Ahí es donde la autoexigencia se vuelve peligrosa. Porque no solo nos apura, nos desconecta. Nos hace creer que, si no rendimos, no valemos; que, si no mostramos, no existimos. No hace falta tomar posiciones extremas para decir algo esencial que: “Nada es más importante que la vida humana”. Ningún título, ningún logro, ningún objeto material vale más que la paz interior y la vida de una persona. Tal vez sea tiempo de desaprender. De desarmar ideas que repetimos sin pensar. De volver a mirar la naturaleza y entender que vivir no es correr, sino atravesar los tiempos con sentido.

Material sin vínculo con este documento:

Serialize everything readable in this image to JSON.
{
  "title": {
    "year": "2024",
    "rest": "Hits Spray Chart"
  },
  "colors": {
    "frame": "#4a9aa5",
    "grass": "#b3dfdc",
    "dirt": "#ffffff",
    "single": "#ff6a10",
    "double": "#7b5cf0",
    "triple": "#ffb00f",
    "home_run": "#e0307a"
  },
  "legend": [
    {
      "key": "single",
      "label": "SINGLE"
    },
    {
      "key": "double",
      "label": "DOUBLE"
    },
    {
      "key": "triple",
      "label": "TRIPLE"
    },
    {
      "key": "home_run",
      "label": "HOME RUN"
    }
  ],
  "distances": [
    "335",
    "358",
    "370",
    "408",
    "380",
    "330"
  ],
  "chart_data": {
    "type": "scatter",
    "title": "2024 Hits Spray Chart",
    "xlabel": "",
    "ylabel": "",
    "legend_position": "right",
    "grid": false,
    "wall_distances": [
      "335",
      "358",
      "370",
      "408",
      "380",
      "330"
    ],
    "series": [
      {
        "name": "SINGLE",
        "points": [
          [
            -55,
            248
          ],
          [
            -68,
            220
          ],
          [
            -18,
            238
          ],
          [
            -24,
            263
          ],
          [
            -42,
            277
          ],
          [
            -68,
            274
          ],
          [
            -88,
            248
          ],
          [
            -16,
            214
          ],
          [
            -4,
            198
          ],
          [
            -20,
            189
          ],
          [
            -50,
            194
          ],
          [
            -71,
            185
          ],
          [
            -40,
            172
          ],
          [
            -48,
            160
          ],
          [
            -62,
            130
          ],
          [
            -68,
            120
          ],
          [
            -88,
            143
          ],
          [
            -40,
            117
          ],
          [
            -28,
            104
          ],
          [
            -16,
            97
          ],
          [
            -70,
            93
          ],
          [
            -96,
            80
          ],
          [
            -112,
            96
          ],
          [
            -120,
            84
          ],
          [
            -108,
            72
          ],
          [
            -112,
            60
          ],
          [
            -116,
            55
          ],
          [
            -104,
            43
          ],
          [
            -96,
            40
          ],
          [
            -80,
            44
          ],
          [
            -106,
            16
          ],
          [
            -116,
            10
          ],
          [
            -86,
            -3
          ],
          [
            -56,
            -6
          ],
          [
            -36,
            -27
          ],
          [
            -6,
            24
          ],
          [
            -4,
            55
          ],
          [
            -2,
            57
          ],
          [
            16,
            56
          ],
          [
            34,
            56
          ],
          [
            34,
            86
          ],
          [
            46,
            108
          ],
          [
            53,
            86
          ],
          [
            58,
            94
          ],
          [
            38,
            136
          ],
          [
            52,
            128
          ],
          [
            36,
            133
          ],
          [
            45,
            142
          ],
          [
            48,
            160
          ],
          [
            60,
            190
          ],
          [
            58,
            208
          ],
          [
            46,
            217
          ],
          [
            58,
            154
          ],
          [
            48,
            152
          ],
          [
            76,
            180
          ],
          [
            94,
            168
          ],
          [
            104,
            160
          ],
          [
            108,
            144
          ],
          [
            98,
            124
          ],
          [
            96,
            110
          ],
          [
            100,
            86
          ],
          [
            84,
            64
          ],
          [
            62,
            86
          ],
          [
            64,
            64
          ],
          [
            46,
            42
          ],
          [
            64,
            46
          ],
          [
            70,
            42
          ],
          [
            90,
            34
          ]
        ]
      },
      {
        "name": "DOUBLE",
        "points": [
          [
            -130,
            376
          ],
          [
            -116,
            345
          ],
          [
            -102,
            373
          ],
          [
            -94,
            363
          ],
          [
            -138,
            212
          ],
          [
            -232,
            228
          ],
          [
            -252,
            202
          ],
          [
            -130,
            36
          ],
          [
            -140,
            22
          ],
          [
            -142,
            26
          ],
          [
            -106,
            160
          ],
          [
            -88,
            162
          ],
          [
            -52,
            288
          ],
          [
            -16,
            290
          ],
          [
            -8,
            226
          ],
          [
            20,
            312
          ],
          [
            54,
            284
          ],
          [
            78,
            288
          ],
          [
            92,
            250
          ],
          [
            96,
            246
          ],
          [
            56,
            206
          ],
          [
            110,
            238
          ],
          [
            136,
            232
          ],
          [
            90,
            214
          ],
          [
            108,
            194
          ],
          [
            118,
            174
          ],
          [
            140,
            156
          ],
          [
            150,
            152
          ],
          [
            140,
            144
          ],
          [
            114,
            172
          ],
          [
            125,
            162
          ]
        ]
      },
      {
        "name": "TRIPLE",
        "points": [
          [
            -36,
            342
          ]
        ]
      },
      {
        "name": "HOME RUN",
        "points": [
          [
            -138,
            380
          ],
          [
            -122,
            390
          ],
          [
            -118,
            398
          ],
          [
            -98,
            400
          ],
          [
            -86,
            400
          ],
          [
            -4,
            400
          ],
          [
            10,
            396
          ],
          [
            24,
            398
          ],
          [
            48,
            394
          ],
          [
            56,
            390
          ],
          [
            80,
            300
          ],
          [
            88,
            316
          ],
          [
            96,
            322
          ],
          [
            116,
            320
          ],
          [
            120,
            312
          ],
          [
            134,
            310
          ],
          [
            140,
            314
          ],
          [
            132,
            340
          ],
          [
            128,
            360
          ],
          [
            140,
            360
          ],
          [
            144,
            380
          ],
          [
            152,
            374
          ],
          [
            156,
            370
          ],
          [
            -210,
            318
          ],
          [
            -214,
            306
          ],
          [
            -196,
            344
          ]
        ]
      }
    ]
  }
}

No es llegar antes, no es sobresalir por sobre los demás, no es cumplir expectativas ajenas ni agradar todo el tiempo. El éxito, quizás, sea algo mucho más simple y profundo como vivir en tranquilidad, en paz, en coherencia con uno mismo. Ser natural, sin filtros. Reconocernos imperfectos. Trabajar y producir para crecer, sí, pero sin perder la propia valía. Disfrutar lo que hay. Aceptar los propios ritmos. Agradecer, aun en medio de las dificultades. El problema no es tener sueños. El problema es creer que todo debería darse ya. Que, si no llega rápido, no llega. Que, si no se muestra, no existe.
Porque éxito no es producir sin descanso ni mostrarse siempre fuerte. Éxito también puede ser parar, comer tranquilo, dormir en paz, pedir ayuda, aceptar límites. Quererse como uno es, sin tener que demostrar nada todo el tiempo.
En este tiempo de fin de año, cuando los balances se multiplican y las comparaciones pesan más, convendría frenar un poco. Mirar lo que no se ve, lo que no se publica, lo que no suma aplausos, pero sostiene la vida. Permitirse ser humano —imperfecto, sensible, cansado a veces— mirar hacia nosotros mismo y preguntarnos si esas carreras por sobresalir y adquirir, realmente nos hace bien y si valen la pena. Nos cuidemos porque cuidarse es una responsabilidad personal y colectiva. Nada es más importante que nuestra vida y la de nuestro prójimo.